On this second Sunday of advent, we lit the “peace candle”. Peace for Christians is one of the major themes which is foundational for us. We are striving always to uphold the vision of Jesus, the Prince of Peace. We are always looking for a sustainable piece. It is important to investigate how sustainable piece is built. It is not built through crushing all our enemies with violence and military might which was the Roman way of building peace. Jesus way of building peace was through honesty and building a healing community. Pure honesty builds trust which builds peace. The key to unlocking sustainable peace is through ‘real hope’. There are two types of hope which circulates around in our society and in the Christian world. The first is a “magical hope” such as when we think that we will buy a lotto ticket and hope that we can win. Sadly, the church has often misused and misinterpreted the miracles of Jesus turning what is a statement of meaning of the awesome love of God into some kind of magical trick. People have often spent their lives in frustration chasing after miracle rainbows offered by all the churches. This usually results in disappointment and disillusionment of a faith in God. A second type of hope comes from the concept of “real hope”.
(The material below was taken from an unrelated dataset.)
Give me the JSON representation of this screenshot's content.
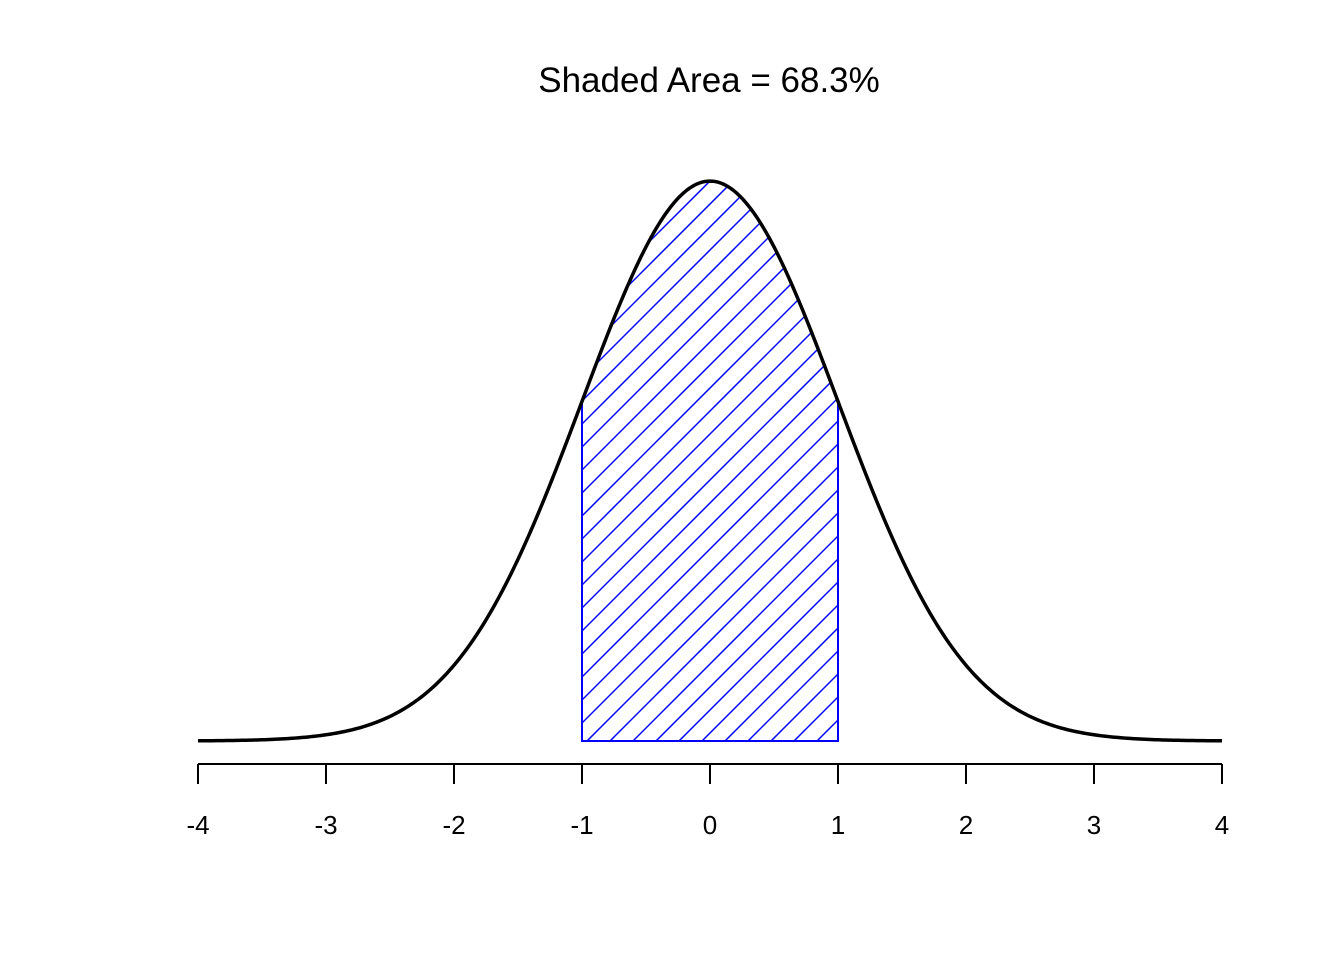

Real hope comes from people having vision, stamina and desire to work together to actively make change, usually sustained by a spiritual vision. Elizabeth May, the former leader of the Green party of Canada’s mother was such a visionary. Stephanie May worked tirelessly in the mid 50s in the USA to stop nuclear weapon testing for the benefit of the world and by building an international coalition that was able to bring pressure across the planet to stop atmospheric testing. Today we face many issues not just Covid-19 but climate change which can seem intractable but with perseverance and hope -change can be made when the Hope we use is real hope and not false hope. French philosopher Marcel once said, “hope is for the soul as breathing is for living organisms”. For ‘real hope’ to flourish sustainably, honesty and Hope have to be reconciled together.
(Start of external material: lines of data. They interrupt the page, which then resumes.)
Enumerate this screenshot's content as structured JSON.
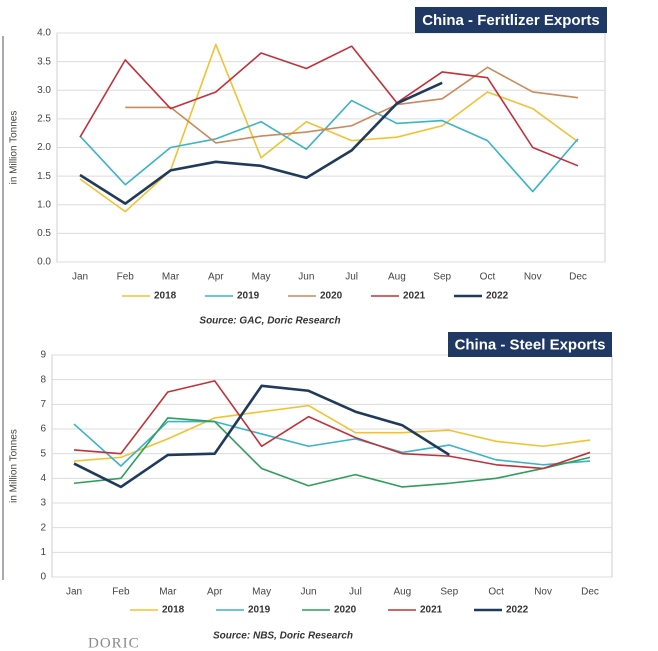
{
  "chart_data": [
    {
      "type": "line",
      "title": "China - Feritlizer Exports",
      "y_label": "in Million Tonnes",
      "source": "Source: GAC, Doric Research",
      "categories": [
        "Jan",
        "Feb",
        "Mar",
        "Apr",
        "May",
        "Jun",
        "Jul",
        "Aug",
        "Sep",
        "Oct",
        "Nov",
        "Dec"
      ],
      "ylim": [
        0,
        4
      ],
      "yticks": [
        {
          "value": 0,
          "label": "0.0"
        },
        0.5,
        {
          "value": 1,
          "label": "1.0"
        },
        1.5,
        {
          "value": 2,
          "label": "2.0"
        },
        2.5,
        {
          "value": 3,
          "label": "3.0"
        },
        3.5,
        {
          "value": 4,
          "label": "4.0"
        }
      ],
      "grid": true,
      "series": [
        {
          "name": "2018",
          "color": "#f2c233",
          "values": [
            1.45,
            0.88,
            1.6,
            3.8,
            1.82,
            2.45,
            2.12,
            2.18,
            2.38,
            2.97,
            2.68,
            2.1
          ]
        },
        {
          "name": "2019",
          "color": "#3bb3c8",
          "values": [
            2.2,
            1.35,
            2.0,
            2.15,
            2.45,
            1.97,
            2.82,
            2.42,
            2.47,
            2.12,
            1.23,
            2.15
          ]
        },
        {
          "name": "2020",
          "color": "#c98a5c",
          "values": [
            null,
            2.7,
            2.7,
            2.08,
            2.2,
            2.27,
            2.38,
            2.75,
            2.85,
            3.4,
            2.97,
            2.87
          ]
        },
        {
          "name": "2021",
          "color": "#c0323a",
          "values": [
            2.18,
            3.53,
            2.68,
            2.97,
            3.65,
            3.38,
            3.77,
            2.78,
            3.32,
            3.22,
            2.0,
            1.68
          ]
        },
        {
          "name": "2022",
          "color": "#1f3a5a",
          "values": [
            1.52,
            1.02,
            1.6,
            1.75,
            1.68,
            1.47,
            1.95,
            2.77,
            3.13,
            null,
            null,
            null
          ]
        }
      ]
    },
    {
      "type": "line",
      "title": "China - Steel Exports",
      "y_label": "in Million Tonnes",
      "source": "Source: NBS, Doric Research",
      "categories": [
        "Jan",
        "Feb",
        "Mar",
        "Apr",
        "May",
        "Jun",
        "Jul",
        "Aug",
        "Sep",
        "Oct",
        "Nov",
        "Dec"
      ],
      "ylim": [
        0,
        9
      ],
      "yticks": [
        0,
        1,
        2,
        3,
        4,
        5,
        6,
        7,
        8,
        9
      ],
      "grid": true,
      "series": [
        {
          "name": "2018",
          "color": "#f2c233",
          "values": [
            4.7,
            4.85,
            5.6,
            6.45,
            6.7,
            6.95,
            5.85,
            5.85,
            5.95,
            5.5,
            5.3,
            5.55
          ]
        },
        {
          "name": "2019",
          "color": "#3bb3c8",
          "values": [
            6.2,
            4.5,
            6.3,
            6.3,
            5.8,
            5.3,
            5.6,
            5.05,
            5.35,
            4.75,
            4.55,
            4.7
          ]
        },
        {
          "name": "2020",
          "color": "#2e9e5a",
          "values": [
            3.8,
            4.0,
            6.45,
            6.3,
            4.4,
            3.7,
            4.15,
            3.65,
            3.8,
            4.0,
            4.4,
            4.85
          ]
        },
        {
          "name": "2021",
          "color": "#c0323a",
          "values": [
            5.15,
            5.0,
            7.5,
            7.95,
            5.3,
            6.5,
            5.65,
            5.0,
            4.9,
            4.55,
            4.4,
            5.05
          ]
        },
        {
          "name": "2022",
          "color": "#1f3a5a",
          "values": [
            4.6,
            3.65,
            4.95,
            5.0,
            7.75,
            7.55,
            6.7,
            6.15,
            4.95,
            null,
            null,
            null
          ]
        }
      ]
    }
  ],
  "logo": "DORIC"
}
There are 8 complex societal ingredients for building real hope: 1) no magic solutions; 2) must build coalitions and work together; 3) get over all boundaries and frameworks; 4) hope is built piece by piece- like working with Lego; 5) hope is always uncertain and hard fought; 6) must have real measurable goals; 7) it is based in clear eyed realism – no dreaming; 8) “Hope that” vs.” Hope to”. Hope ‘to’ is a commitment to action and not just being a spectator. Jesus teaching and promise was built in a concrete way with true action modeled by our Lord and followed by his disciples. It is now up to us as we seek real peace to follow in these footsteps to use real hope! May God bless us all on our journey of Peace as we celebrate the Birth of Jesus in our lives.